Percival Everett: Eine Name, den man sich endlich merken muss

Percival Everett: Eine Name, den man sich endlich merken muss
In „Erschütterung“ flüchtet ein Vater vor seinem kranken Kind. Er will jemanden retten, der Tochter kann er nicht mehr helfen

„Erschütterung“ ist unrund.

Der Roman stolpert und ändert die Richtung. Aber jeden Stein, jede Klapperschlange in der Wüste, jede heiße Schokolade in Paris ... jedes Hindernis, das sich der US-Amerikaner Percival Everett in den Weg legt, will man nicht missen.

„Erschütterung“ flüchtet. Rennt von dem Drama eines kranken Kindes, dem niemand helfen kann, davon.

Ist da vielleicht jemand anderer auf der Welt, den man retten könnte?

Ja.

Versteinert

Als vor acht Jahren sein Western „Gods Country“ herauskam, war klar: Diesen Schriftsteller muss man im Auge behalten. Das ist ein Western gegen Rassismus und gegen John Wayne (was dasselbe ist; außerdem fand John Wayne die Indianer egoistisch, weil sie ihr Land behalten wollten). Danach aber kam nichts mehr in deutscher Übersetzung.
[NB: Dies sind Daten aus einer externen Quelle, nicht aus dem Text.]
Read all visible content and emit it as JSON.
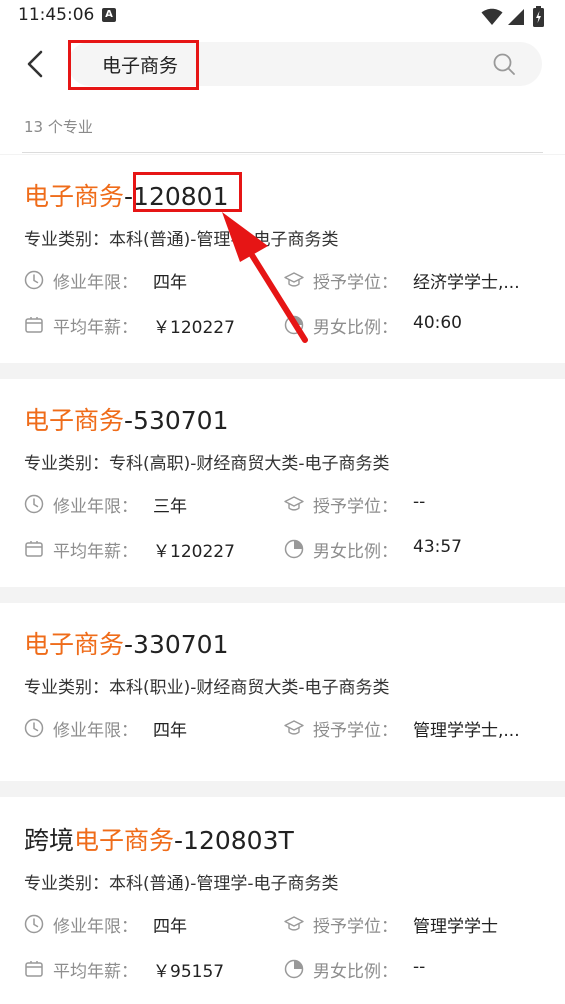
{
  "status_bar": {
    "time": "11:45:06",
    "a_icon": "A"
  },
  "search": {
    "query": "电子商务",
    "result_count": "13 个专业"
  },
  "labels": {
    "category": "专业类别：",
    "duration": "修业年限：",
    "degree": "授予学位：",
    "salary": "平均年薪：",
    "gender": "男女比例："
  },
  "majors": [
    {
      "title_prefix": "",
      "title_highlight": "电子商务",
      "title_suffix": "-120801",
      "category": "本科(普通)-管理学-电子商务类",
      "duration": "四年",
      "degree": "经济学学士,...",
      "salary": "￥120227",
      "gender_ratio": "40:60"
    },
    {
      "title_prefix": "",
      "title_highlight": "电子商务",
      "title_suffix": "-530701",
      "category": "专科(高职)-财经商贸大类-电子商务类",
      "duration": "三年",
      "degree": "--",
      "salary": "￥120227",
      "gender_ratio": "43:57"
    },
    {
      "title_prefix": "",
      "title_highlight": "电子商务",
      "title_suffix": "-330701",
      "category": "本科(职业)-财经商贸大类-电子商务类",
      "duration": "四年",
      "degree": "管理学学士,..."
    },
    {
      "title_prefix": "跨境",
      "title_highlight": "电子商务",
      "title_suffix": "-120803T",
      "category": "本科(普通)-管理学-电子商务类",
      "duration": "四年",
      "degree": "管理学学士",
      "salary": "￥95157",
      "gender_ratio": "--"
    }
  ],
  "colors": {
    "highlight": "#ef6c1a",
    "annotation": "#e61515"
  }
}
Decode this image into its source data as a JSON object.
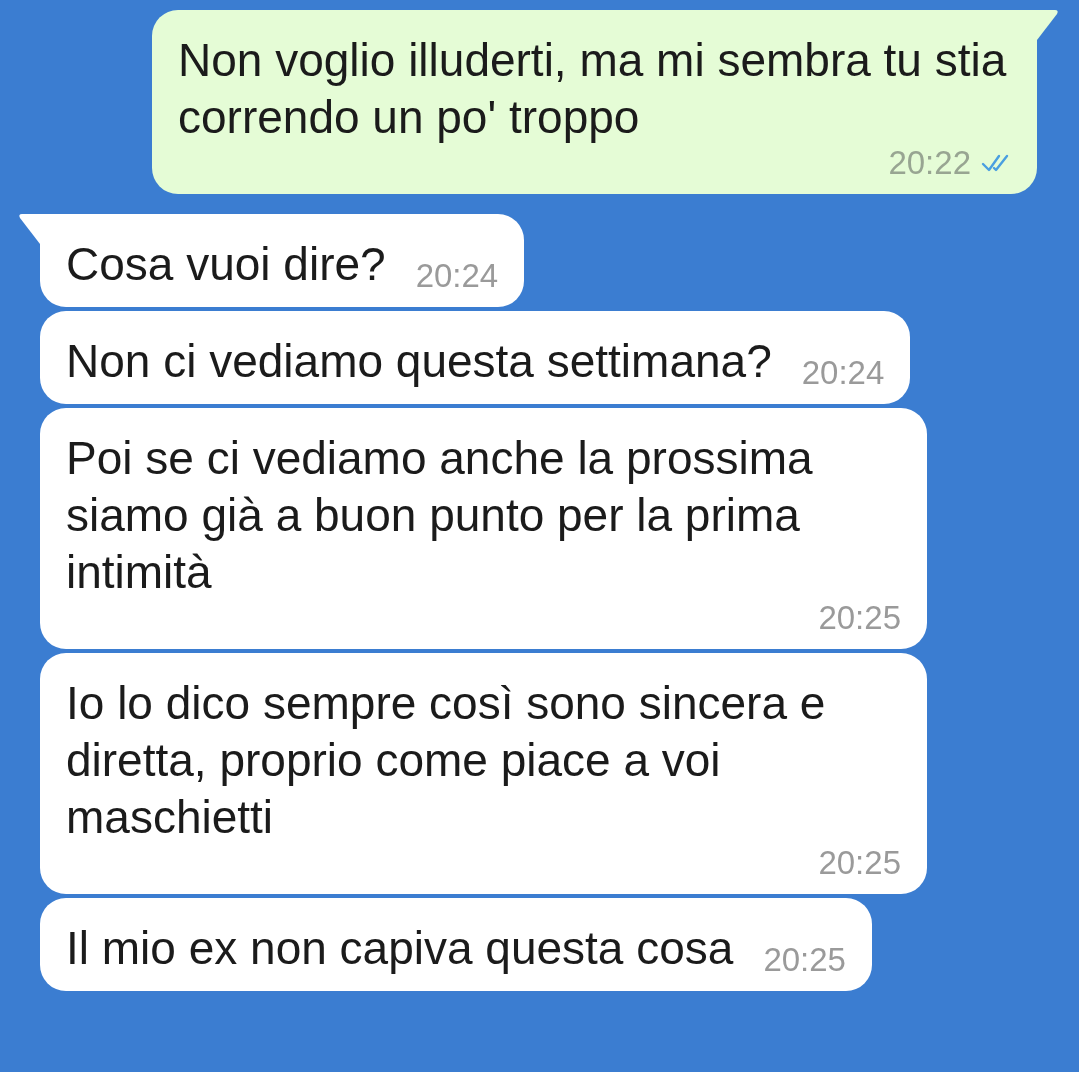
{
  "messages": [
    {
      "kind": "outgoing",
      "tail": true,
      "text": "Non voglio illuderti, ma mi sembra tu stia correndo un po' troppo",
      "time": "20:22",
      "read": true
    },
    {
      "kind": "incoming",
      "tail": true,
      "text": "Cosa vuoi dire?",
      "time": "20:24"
    },
    {
      "kind": "incoming",
      "tail": false,
      "text": "Non ci vediamo questa settimana?",
      "time": "20:24"
    },
    {
      "kind": "incoming",
      "tail": false,
      "text": "Poi se ci vediamo anche la prossima siamo già a buon punto per la prima intimità",
      "time": "20:25"
    },
    {
      "kind": "incoming",
      "tail": false,
      "text": "Io lo dico sempre così sono sincera e diretta, proprio come piace a voi maschietti",
      "time": "20:25"
    },
    {
      "kind": "incoming",
      "tail": false,
      "text": "Il mio ex non capiva questa cosa",
      "time": "20:25"
    }
  ]
}
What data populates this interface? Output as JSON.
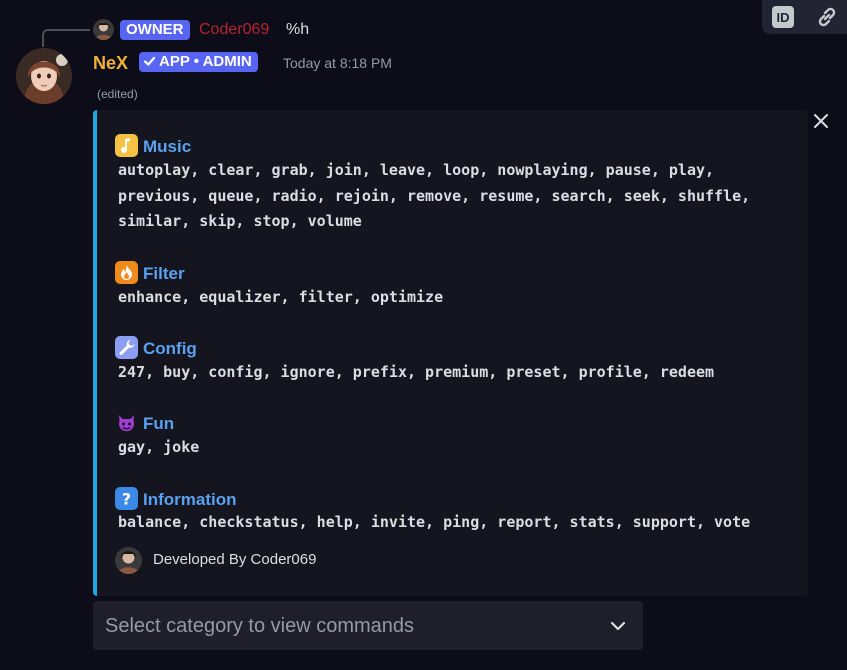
{
  "reply": {
    "badge": "OWNER",
    "author": "Coder069",
    "content": "%h"
  },
  "message": {
    "author": "NeX",
    "app_badge": "APP • ADMIN",
    "timestamp": "Today at 8:18 PM",
    "edited": "(edited)"
  },
  "embed": {
    "accent_color": "#21a8e0",
    "sections": [
      {
        "title": "Music",
        "icon": "musical-note-icon",
        "commands_lines": [
          "autoplay, clear, grab, join, leave, loop, nowplaying, pause, play,",
          "previous, queue, radio, rejoin, remove, resume, search, seek, shuffle,",
          "similar, skip, stop, volume"
        ]
      },
      {
        "title": "Filter",
        "icon": "fire-icon",
        "commands_lines": [
          "enhance, equalizer, filter, optimize"
        ]
      },
      {
        "title": "Config",
        "icon": "wrench-icon",
        "commands_lines": [
          "247, buy, config, ignore, prefix, premium, preset, profile, redeem"
        ]
      },
      {
        "title": "Fun",
        "icon": "imp-icon",
        "commands_lines": [
          "gay, joke"
        ]
      },
      {
        "title": "Information",
        "icon": "question-icon",
        "commands_lines": [
          "balance, checkstatus, help, invite, ping, report, stats, support, vote"
        ]
      }
    ],
    "footer": "Developed By Coder069"
  },
  "select_menu": {
    "placeholder": "Select category to view commands"
  }
}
In den USA ist Everett bekannt, in Frankreich und Italien hat er Fans. Er macht auch Musik und malt, ein Renaissancemensch. In mehr als 20 Romanen hat er alles Mögliche ausprobiert, aber stets bleibt er dabei:

Vom rechten Weg darf man kurz abkommen – niemals jedoch vom Pfad der Menschlichkeit.

In den Dialogen, die erschreibt, sind Witz und Trauer gute Partner.

Bei „Erschütterung“ muss man sich nicht mit der Realität aufhalten. Das ist eine erfundene Geschichte.

Obwohl es die neurodegenerative Erkrankung, die Sarah heimsucht – sie wird etwa zwölf Jahre alt sein –, gibt: das Batten-Syndrom. Schnell wird sie dement. Es gibt keine Heilung.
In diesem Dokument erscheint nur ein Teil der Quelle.